Whilst in Deddington, Oxfordshire, and already feeling inspired for my next post (I am obviously on a roll at the moment!), I came across a shop that sold genuine, 100% authentic Banbury Cakes. Banbury is just up/down the road from Deddington. Having previously made these, I bought myself a packet so that I could see how the original compared to the home-baked.
From a visit to the Brown's Original Banbury Cakes website, I was delighted to learn that the current owner/baker, Phillip Brown, is related to Banbury Cake bakers dating back to the early 19th century. He himself is a direct descendent of E.W. Brown who ran 'The Original Cake Shop' from 1868 - her name appears over the door in this photo from 1902. Phillip Brown hand bakes his Banbury Cakes, and they are available for purchase online, and from a select number of shops (including A. Gold in London).
Since I wrote my earlier post about Banbury Cakes I bought Florence White's book 'Good Things in England'. She has a 'modern' recipe (dated 1929) for Banbury Cakes (alongside Gervase Markham's recipe from 1615), that is apparently for the 'same type of cake as those sold by E.W. Brown'. An indiscreet plug for the cakes reads, 'Anyone who wants to buy the best Banbury Cakes ever made can buy them from E.W. Brown, 'The Original Cake Shop', 12 Parson Street, Banbury, Oxfordshire. The recipe given is almost identical to the one that I baked for my Banbury Cakes.

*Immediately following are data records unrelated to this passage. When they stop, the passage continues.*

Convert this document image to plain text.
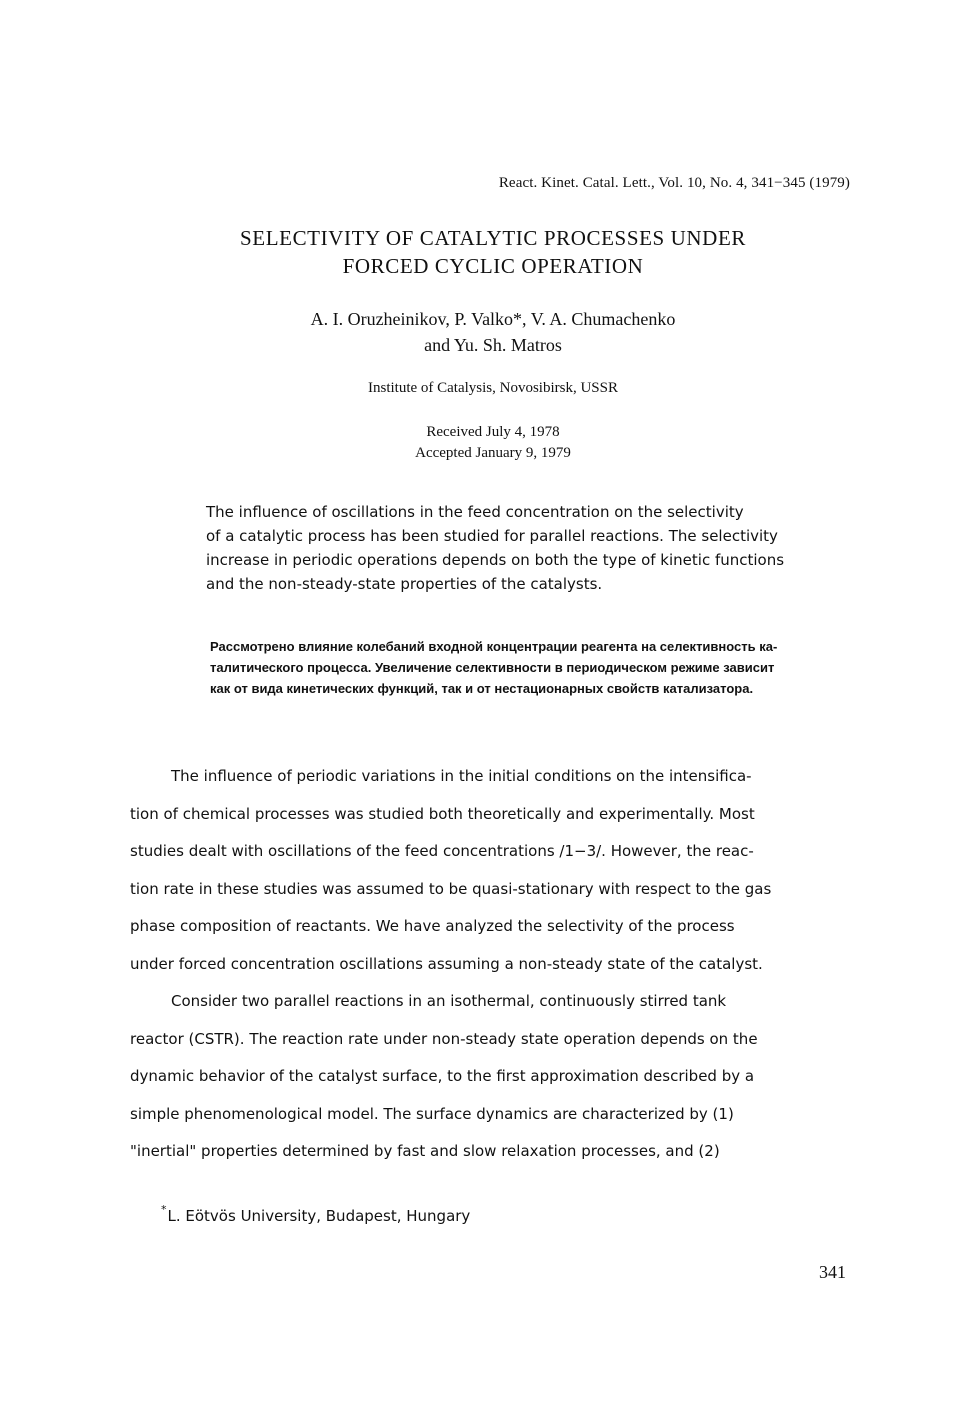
React. Kinet. Catal. Lett., Vol. 10, No. 4, 341−345 (1979)
SELECTIVITY OF CATALYTIC PROCESSES UNDER
FORCED CYCLIC OPERATION
A. I. Oruzheinikov, P. Valko*, V. A. Chumachenko
and Yu. Sh. Matros
Institute of Catalysis, Novosibirsk, USSR
Received July 4, 1978
Accepted January 9, 1979
The influence of oscillations in the feed concentration on the selectivity
of a catalytic process has been studied for parallel reactions. The selectivity
increase in periodic operations depends on both the type of kinetic functions
and the non-steady-state properties of the catalysts.
Рассмотрено влияние колебаний входной концентрации реагента на селективность ка-
талитического процесса. Увеличение селективности в периодическом режиме зависит
как от вида кинетических функций, так и от нестационарных свойств катализатора.
The influence of periodic variations in the initial conditions on the intensifica-
tion of chemical processes was studied both theoretically and experimentally. Most
studies dealt with oscillations of the feed concentrations /1−3/. However, the reac-
tion rate in these studies was assumed to be quasi-stationary with respect to the gas
phase composition of reactants. We have analyzed the selectivity of the process
under forced concentration oscillations assuming a non-steady state of the catalyst.
Consider two parallel reactions in an isothermal, continuously stirred tank
reactor (CSTR). The reaction rate under non-steady state operation depends on the
dynamic behavior of the catalyst surface, to the first approximation described by a
simple phenomenological model. The surface dynamics are characterized by (1)
"inertial" properties determined by fast and slow relaxation processes, and (2)
*L. Eötvös University, Budapest, Hungary
341
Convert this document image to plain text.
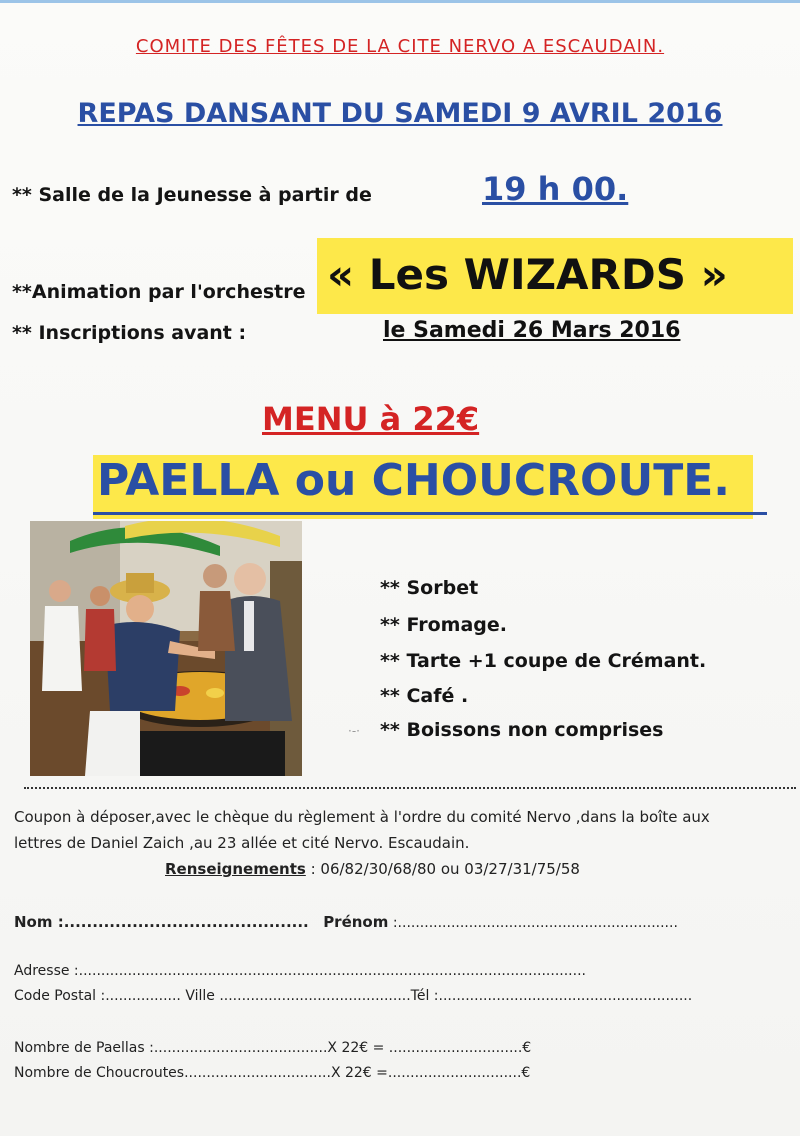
COMITE DES FÊTES DE LA CITE NERVO A ESCAUDAIN.
REPAS DANSANT DU SAMEDI 9 AVRIL 2016
** Salle de la Jeunesse à partir de	19 h 00.
« Les WIZARDS »
**Animation par l'orchestre
** Inscriptions avant :	le Samedi 26 Mars 2016
MENU à 22€
PAELLA ou CHOUCROUTE.
** Sorbet
** Fromage.
** Tarte +1 coupe de Crémant.
** Café .
** Boissons non comprises
·-·
Coupon à déposer,avec le chèque du règlement à l'ordre du comité Nervo ,dans la boîte aux
lettres de Daniel Zaich ,au 23 allée et cité Nervo. Escaudain.
Renseignements : 06/82/30/68/80 ou 03/27/31/75/58
Nom :........................................... Prénom :...............................................................
Adresse :..................................................................................................................
Code Postal :................. Ville ...........................................Tél :.........................................................
Nombre de Paellas :.......................................X 22€ = ..............................€
Nombre de Choucroutes.................................X 22€ =..............................€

My purchased Banbury Cakes were oval in shape but lacked the three slashes on top that my recipe had instructed I cut (as does the one in Florence White's book). The tops were crusted with sugar, but differed from my efforts in that they were most likely brushed with egg white and then dusted with caster sugar. I used demerara, but this may have been an embellishment of my own devising.
The pastry was, unfortunately, a little travel weary. The Banbury Cakes had only a short excursion in Ellis' changing bag, but this did compress the cakes a little. I felt that the cakes were probably best enjoyed as fresh as possible, and although they had a best-before date of almost four weeks hence, the pastry was a little dry. However, the filling of fruit, spices and sugar was positively fudgy, my only complaint was that there wasn't more of it. All in all I felt my own efforts were pretty decent - certainly in terms of the outer (hmm, to be fair I bought my pastry), and if I were to remake the cakes I would make the fillings with a little more sugar so that they could melt on the tongue in the way Mr. Brown's cakes did.